Gesundheit

Neue Corona-Klinik braucht bis zu 800 Mitarbeiter

Die Planungen für das Behandlungszentrum Jafféstraße in den Messehallen schreiten voran. Einige Fragen sind aber weiter offen.

In der Messehalle 26 soll die Corona-Klinik entstehen.

In der Messehalle 26 soll die Corona-Klinik entstehen.

Foto: Joerg Krauthoefer

Berlin. Für das in einer Berliner Messehalle geplante Corona-Behandlungszentrum werden Hunderte Mitarbeiter benötigt. Er rechne damit, dass 600 bis 800 Kräfte mit verschiedenen Qualifikationen, darunter Ärzte und Pfleger, für den Schichtdienst erforderlich seien, sagte Projektleiter Albrecht Broemme am Freitag.

Das Personal könne aus anderen Krankenhäusern abgezogen werden.
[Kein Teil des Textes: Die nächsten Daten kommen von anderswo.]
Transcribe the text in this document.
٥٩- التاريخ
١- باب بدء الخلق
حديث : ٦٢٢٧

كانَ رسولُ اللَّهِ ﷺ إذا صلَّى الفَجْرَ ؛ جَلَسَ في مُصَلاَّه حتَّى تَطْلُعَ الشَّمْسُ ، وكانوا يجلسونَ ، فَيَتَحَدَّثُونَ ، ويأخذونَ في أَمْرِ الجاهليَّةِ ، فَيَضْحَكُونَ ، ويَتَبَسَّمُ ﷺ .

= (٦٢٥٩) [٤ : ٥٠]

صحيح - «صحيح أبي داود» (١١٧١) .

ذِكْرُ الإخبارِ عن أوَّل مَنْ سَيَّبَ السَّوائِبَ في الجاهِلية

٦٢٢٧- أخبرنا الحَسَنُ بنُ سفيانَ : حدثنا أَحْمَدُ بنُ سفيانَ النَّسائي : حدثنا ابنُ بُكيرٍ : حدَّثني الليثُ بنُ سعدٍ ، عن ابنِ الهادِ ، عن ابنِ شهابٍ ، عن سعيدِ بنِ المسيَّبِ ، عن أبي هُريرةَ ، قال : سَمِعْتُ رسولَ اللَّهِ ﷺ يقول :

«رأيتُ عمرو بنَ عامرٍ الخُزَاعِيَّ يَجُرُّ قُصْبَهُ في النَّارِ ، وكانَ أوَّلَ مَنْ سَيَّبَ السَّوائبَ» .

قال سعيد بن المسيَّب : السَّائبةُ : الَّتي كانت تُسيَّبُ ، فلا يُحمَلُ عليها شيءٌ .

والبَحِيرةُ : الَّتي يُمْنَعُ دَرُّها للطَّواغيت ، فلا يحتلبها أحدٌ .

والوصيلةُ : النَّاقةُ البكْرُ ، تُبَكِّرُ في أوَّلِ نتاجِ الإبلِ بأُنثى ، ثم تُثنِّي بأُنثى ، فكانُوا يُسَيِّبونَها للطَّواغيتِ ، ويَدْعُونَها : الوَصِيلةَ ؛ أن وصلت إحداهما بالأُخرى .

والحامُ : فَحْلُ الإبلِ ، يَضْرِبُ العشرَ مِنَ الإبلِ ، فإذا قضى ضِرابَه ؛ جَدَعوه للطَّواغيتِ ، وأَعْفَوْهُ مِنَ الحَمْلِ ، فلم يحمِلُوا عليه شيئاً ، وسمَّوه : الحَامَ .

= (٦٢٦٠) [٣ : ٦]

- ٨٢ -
Denkbar sei auch, dass Beschäftigte aus Beleg- und Rehakliniken wegen der abgesagten nicht dringlichen Eingriffe verfügbar seien. Auch Studenten rief er auf, sich zu melden.

Kostenschätzung am Mittwoch im Abgeordnetenhaus

Obwohl bislang kein öffentlicher Aufruf gestartet worden ist, gebe es bereits zwischen 30 und 40 freiwillige Meldungen – etwa von Menschen, die wie er im Ruhestand seien, so Broemme weiter. „Generell spüre ich, dass es eine große Bereitschaft gibt zu helfen“, sagte Broemme, Berlins ehemaliger Feuerwehrchef und pensionierter Präsident des Technischen Hilfswerks (THW). Der Umbau einer Messehalle in das „Behandlungszentrums Jafféstraße“, so mittlerweile der offizielle Name, soll in der kommenden Woche beginnen.

Platz soll für bis zu 1000 schwer erkrankte Patienten sein, die dort intensivmedizinisch versorgt werden sollen. Das Zentrum ist als Überlauf gedacht, falls die übrigen Krankenhäuser ausgelastet sind. Wieviel Geld für den Bau, der durch Messebauer ausgeführt werden soll, in die Hand genommen werden muss, könne er noch nicht sagen, so Broemme. „An der Kostenschätzung arbeiten wir.“ Spätestens am Dienstag wolle man sie Finanzsenator Matthias Kollatz (SPD) und dann am Mittwoch dem Hauptausschuss des Abgeordnetenhauses vorlegen.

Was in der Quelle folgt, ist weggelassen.